Action on antimicrobial resistance needed to avert a global crisis
Recognising that human, animal, food and environmental health are closely interconnected, the report calls for a co-ordinated, multi-sectoral ‘One Health’ approach to the problem, which England’s chief medical officer Professor Dame Sally Davies warns is as big a threat to the world as climate change.
If no action is taken, warns the UN Interagency Coordination Group (IACG) on Antimicrobial Resistance, drug-resistant diseases could cause 10 million deaths each year by 2050 and damage to the economy as catastrophic as the 2008-2009 global financial crisis. By 2030 AMR could force up to 24m people into extreme poverty. Currently, at least 700,000 people die each year due to drug-resistant diseases, the report adds.
But AMR isn’t just a problem of human antibiotic overuse. The food industry is also very much in the spotlight for its use of a whole range of antimicrobials – including antibiotics – to control animal diseases and dangerous pathogens. In response to this, Leatherhead Food Research is working with companies in the sector to reduce their impact on this problem.
Through the expertise of our staff and custom built food safety laboratories, we use microbiological contamination and growth studies to help companies reduce their use of antimicrobials and investigate novel alternatives. We also undertake UKAS accredited challenge tests to determine the potential microbial risk within products and risk assessments of companies’ supply chains and processes.
As well as antibiotics, antimicrobials include: antifungals; antivirals; antiparasitics; antiseptics; disinfectants; sterilants; and preservatives. Heat, pH, and reduced water activity could also be considered as antimicrobials. AMR to all of these treatments has been reported.
AMR microorganisms have been found in the environment (soil and water), agricultural commodities (for example, livestock, poultry, fish, shellfish, cereals, fruit and vegetables) and also in food manufacturing, foodservice, the home and in hospitals.
These organisms can be spread by contamination of meat at slaughter by faecal material; contamination of water used for growing plants, fish and shellfish with human or animal faeces; environmental contamination of food; and cross-contamination by food handlers or contaminated equipment, and are exacerbated by poor hygiene. When present as biofilms, organisms can also be more resistant to antimicrobial treatment.
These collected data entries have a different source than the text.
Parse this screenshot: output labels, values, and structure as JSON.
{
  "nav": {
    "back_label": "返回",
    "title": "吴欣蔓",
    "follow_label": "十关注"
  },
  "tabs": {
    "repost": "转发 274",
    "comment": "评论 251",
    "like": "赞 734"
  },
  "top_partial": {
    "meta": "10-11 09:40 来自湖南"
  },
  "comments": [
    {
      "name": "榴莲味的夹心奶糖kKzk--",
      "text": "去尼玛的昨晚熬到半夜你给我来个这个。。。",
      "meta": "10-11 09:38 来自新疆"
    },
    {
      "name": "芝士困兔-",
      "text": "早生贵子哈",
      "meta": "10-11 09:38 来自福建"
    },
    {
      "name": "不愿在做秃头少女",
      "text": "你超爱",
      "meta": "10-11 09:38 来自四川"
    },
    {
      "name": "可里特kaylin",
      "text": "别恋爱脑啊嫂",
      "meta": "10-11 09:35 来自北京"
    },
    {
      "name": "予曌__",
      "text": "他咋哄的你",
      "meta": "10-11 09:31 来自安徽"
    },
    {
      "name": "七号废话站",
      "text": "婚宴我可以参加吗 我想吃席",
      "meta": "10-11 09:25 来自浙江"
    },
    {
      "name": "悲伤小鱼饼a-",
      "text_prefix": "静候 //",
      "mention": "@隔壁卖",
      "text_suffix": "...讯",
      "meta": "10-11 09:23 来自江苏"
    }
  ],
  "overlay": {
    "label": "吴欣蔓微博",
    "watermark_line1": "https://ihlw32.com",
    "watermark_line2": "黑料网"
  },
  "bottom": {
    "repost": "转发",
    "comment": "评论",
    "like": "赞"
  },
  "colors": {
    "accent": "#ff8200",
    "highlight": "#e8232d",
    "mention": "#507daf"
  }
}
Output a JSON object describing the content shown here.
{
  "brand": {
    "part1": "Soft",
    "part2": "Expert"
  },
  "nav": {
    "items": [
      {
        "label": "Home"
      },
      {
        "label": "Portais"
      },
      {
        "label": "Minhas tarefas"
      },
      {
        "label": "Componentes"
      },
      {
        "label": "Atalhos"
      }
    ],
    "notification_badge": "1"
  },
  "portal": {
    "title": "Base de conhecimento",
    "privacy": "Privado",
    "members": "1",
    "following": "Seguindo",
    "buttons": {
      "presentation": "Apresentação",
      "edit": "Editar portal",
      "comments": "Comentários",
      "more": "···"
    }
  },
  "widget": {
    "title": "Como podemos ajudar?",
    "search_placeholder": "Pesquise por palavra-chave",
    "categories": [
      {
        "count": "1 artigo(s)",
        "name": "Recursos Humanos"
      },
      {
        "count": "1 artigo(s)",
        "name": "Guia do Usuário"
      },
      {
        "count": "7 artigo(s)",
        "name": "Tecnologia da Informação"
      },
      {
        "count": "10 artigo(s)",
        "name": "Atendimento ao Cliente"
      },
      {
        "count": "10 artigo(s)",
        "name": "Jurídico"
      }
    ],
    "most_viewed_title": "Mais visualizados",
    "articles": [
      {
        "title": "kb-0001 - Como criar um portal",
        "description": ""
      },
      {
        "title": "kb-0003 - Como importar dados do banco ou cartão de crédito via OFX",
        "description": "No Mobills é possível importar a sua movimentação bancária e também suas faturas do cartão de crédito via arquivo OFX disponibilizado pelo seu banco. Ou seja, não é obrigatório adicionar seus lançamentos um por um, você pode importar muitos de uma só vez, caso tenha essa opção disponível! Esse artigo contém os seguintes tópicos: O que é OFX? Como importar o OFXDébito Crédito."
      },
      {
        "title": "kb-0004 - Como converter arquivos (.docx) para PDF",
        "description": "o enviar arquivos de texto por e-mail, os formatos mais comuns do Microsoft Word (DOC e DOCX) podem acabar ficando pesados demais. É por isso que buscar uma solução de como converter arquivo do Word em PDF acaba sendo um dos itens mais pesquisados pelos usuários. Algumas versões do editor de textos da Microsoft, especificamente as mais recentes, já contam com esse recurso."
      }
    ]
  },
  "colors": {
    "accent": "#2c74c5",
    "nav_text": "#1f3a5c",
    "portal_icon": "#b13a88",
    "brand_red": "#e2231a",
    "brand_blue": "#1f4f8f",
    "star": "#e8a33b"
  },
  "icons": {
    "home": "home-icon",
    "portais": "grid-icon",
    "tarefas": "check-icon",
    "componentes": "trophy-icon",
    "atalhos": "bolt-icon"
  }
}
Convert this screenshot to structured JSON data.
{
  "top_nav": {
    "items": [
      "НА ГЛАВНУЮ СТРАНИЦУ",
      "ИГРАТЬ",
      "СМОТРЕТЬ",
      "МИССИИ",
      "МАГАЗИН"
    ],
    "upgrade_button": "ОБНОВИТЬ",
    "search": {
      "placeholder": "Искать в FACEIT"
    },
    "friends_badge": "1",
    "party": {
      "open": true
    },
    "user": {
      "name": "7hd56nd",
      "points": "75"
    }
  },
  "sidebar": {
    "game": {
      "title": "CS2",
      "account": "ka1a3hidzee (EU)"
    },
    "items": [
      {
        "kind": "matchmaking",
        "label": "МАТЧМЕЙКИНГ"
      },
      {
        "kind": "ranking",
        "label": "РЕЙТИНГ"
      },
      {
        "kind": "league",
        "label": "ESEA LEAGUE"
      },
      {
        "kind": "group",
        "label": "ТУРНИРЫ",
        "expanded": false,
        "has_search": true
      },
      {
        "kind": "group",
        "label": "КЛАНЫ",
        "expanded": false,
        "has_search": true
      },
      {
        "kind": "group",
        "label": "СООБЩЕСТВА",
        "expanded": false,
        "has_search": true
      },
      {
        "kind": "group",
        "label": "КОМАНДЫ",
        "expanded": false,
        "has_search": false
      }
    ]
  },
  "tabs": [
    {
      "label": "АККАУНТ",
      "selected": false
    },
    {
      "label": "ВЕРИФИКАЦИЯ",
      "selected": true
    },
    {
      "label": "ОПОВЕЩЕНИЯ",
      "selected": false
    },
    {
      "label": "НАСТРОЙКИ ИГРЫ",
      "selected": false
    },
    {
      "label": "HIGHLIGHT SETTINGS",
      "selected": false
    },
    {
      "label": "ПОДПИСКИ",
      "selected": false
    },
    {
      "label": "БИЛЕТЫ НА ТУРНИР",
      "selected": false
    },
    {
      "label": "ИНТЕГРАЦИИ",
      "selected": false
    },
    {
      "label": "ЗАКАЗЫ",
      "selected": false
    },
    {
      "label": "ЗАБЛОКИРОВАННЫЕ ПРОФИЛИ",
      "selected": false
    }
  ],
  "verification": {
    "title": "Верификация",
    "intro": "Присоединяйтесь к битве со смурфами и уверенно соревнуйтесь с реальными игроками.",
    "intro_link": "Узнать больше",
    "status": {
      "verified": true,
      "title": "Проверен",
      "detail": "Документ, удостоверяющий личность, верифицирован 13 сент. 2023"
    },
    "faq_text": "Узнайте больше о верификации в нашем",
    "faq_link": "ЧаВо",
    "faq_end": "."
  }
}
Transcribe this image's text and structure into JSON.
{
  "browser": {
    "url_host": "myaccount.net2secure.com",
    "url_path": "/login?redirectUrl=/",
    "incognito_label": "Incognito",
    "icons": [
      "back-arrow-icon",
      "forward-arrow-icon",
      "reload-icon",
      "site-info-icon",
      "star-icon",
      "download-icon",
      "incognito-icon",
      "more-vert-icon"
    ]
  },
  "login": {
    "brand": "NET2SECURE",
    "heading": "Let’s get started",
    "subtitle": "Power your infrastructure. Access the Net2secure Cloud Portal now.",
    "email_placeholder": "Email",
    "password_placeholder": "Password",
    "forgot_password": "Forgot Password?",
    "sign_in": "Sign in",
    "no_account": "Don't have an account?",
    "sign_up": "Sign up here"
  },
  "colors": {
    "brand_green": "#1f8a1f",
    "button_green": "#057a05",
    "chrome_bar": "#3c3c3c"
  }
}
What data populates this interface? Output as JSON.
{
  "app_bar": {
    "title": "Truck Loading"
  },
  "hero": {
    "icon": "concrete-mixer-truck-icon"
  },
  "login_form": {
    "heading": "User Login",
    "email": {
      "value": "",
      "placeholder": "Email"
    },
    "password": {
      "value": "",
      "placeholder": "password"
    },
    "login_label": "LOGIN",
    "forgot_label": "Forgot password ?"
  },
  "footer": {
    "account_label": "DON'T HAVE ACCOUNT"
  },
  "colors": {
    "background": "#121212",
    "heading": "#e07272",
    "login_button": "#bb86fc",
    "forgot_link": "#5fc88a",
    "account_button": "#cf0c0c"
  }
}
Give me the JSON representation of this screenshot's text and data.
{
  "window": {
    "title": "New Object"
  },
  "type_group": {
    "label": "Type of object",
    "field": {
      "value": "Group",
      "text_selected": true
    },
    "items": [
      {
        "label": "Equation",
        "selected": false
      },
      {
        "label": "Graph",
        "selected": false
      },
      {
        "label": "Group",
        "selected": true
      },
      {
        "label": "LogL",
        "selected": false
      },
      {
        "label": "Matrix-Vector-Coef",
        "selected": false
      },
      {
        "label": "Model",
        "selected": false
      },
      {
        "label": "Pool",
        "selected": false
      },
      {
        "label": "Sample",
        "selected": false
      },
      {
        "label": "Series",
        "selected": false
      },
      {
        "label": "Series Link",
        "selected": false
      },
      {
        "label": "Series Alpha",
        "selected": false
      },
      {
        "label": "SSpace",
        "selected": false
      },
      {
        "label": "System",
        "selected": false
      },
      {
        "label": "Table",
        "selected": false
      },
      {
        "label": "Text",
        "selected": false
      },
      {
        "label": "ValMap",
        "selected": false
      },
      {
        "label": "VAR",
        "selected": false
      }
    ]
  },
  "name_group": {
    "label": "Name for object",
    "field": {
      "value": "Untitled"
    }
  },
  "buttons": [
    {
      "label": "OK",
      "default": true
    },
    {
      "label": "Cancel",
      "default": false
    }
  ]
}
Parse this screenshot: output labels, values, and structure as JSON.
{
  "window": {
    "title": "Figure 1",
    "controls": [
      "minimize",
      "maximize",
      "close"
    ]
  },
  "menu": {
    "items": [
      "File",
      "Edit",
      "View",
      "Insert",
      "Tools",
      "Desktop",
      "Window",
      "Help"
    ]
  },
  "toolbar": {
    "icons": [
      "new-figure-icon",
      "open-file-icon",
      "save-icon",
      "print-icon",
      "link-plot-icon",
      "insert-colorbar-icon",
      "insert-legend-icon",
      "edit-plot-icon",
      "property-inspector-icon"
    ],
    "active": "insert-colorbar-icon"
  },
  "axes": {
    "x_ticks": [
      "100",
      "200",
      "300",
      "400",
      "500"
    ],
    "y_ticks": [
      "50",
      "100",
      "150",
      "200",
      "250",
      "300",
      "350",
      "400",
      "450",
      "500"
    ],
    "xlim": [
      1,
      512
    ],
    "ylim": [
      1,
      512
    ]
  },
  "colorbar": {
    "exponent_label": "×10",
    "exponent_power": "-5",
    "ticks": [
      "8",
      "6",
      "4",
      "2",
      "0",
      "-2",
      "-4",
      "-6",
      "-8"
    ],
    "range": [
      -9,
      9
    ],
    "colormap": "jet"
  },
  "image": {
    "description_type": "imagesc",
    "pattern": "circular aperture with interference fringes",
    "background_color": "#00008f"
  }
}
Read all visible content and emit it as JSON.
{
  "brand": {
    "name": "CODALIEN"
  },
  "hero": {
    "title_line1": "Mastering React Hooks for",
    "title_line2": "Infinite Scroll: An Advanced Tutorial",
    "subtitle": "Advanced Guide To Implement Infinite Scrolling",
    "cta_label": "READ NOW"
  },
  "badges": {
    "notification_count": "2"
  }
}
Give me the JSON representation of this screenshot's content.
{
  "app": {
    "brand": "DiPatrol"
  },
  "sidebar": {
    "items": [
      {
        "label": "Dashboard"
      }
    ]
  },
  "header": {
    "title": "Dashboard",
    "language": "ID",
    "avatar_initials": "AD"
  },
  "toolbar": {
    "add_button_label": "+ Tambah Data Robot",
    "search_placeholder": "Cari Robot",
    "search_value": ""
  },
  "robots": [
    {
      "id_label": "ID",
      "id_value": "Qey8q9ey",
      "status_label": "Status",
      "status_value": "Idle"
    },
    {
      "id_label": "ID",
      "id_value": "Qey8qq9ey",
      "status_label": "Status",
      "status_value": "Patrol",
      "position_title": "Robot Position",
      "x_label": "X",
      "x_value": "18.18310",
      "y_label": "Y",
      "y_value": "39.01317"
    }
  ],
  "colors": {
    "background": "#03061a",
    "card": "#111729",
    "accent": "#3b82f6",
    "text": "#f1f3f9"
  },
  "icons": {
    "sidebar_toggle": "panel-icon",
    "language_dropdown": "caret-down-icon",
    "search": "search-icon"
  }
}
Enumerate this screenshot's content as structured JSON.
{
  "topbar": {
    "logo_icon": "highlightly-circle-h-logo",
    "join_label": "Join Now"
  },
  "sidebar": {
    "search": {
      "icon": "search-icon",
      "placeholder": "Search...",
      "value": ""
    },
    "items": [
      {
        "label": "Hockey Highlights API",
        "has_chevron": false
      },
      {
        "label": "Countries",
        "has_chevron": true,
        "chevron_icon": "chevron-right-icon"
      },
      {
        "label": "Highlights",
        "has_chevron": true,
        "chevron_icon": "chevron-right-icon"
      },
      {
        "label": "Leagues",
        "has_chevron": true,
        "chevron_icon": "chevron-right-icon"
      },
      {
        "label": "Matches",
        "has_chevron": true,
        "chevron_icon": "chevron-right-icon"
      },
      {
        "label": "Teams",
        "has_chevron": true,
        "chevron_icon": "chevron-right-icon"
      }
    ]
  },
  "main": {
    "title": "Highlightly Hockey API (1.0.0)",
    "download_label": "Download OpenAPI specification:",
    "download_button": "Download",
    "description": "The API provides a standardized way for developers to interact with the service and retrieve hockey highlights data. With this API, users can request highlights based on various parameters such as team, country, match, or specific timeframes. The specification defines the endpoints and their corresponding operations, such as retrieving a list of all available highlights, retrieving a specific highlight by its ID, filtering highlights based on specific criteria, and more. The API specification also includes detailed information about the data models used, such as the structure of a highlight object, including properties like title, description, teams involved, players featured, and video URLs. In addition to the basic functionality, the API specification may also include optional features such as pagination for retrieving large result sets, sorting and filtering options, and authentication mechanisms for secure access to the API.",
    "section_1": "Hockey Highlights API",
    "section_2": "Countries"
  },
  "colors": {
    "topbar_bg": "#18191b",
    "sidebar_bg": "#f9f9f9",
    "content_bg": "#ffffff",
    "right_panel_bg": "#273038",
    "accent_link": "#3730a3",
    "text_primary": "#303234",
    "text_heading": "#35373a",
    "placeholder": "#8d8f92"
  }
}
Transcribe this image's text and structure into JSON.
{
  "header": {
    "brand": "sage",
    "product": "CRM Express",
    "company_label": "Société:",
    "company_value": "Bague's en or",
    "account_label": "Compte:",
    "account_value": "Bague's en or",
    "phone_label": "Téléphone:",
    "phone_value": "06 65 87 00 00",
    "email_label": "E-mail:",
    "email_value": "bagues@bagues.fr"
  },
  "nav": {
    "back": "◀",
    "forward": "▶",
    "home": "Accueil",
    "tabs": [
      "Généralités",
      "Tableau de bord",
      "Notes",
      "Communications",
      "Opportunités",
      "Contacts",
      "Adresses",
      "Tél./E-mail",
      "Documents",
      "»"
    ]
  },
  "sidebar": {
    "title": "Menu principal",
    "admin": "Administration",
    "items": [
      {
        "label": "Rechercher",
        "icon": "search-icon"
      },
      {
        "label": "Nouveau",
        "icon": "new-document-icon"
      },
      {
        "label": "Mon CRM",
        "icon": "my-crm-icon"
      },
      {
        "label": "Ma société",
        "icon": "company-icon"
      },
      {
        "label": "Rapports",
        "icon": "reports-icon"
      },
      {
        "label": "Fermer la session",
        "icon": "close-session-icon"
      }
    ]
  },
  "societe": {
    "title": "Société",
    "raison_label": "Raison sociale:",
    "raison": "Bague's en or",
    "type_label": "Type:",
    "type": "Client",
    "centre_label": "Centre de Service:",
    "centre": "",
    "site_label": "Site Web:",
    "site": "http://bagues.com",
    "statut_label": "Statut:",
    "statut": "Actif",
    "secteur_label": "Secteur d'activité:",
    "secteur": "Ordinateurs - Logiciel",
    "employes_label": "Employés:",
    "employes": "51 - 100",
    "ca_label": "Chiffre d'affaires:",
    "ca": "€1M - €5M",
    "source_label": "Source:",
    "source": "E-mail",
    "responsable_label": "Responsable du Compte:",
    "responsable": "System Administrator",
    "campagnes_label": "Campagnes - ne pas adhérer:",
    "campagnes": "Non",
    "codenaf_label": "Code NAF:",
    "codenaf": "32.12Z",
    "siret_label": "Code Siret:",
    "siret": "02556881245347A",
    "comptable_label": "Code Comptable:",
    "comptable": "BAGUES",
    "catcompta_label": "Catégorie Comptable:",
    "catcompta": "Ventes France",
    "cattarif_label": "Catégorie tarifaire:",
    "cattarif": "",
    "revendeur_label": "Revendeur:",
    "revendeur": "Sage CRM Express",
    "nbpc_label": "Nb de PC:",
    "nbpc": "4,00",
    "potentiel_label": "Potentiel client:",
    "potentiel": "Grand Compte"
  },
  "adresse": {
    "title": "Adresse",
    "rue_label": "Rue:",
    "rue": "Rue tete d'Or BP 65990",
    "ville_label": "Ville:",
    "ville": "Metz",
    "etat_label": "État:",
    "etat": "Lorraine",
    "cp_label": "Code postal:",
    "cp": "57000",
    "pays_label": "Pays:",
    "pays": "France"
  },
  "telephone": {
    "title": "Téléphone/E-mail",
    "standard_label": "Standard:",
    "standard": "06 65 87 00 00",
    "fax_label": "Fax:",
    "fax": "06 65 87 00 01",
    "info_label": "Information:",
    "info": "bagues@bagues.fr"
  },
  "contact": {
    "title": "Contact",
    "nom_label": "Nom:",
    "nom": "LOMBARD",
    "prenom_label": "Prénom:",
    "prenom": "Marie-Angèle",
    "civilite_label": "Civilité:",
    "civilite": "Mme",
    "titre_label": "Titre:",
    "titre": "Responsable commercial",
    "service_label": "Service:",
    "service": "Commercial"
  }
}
AMR is reported more often from animals or meat products than from plants, and multi-resistant strains are increasing, for example Campylobacter in chicken. To combat this, the UK poultry industry is reducing antibiotic use. And, while the use of antibiotics as growth promoters for livestock has now been banned in the US and Europe, governments may in future further restrict the use of certain antibiotics in farming and aquaculture.
While novel alternative antimicrobial treatments for controlling bacteria, including the use of bacteriophages, essential oils and chitosan from crustaceans, are being investigated, these must be food-safe and have no deleterious side effects for humans or animals. Good hygienic practices are also essential, but they must be properly applied to be effective, and not contribute to the problem.
If antimicrobial use is restricted, this should result in the decline of AMR. However, in the short to medium term, alternative therapies must be developed and Leatherhead Food Research can help you identify the most effective treatments.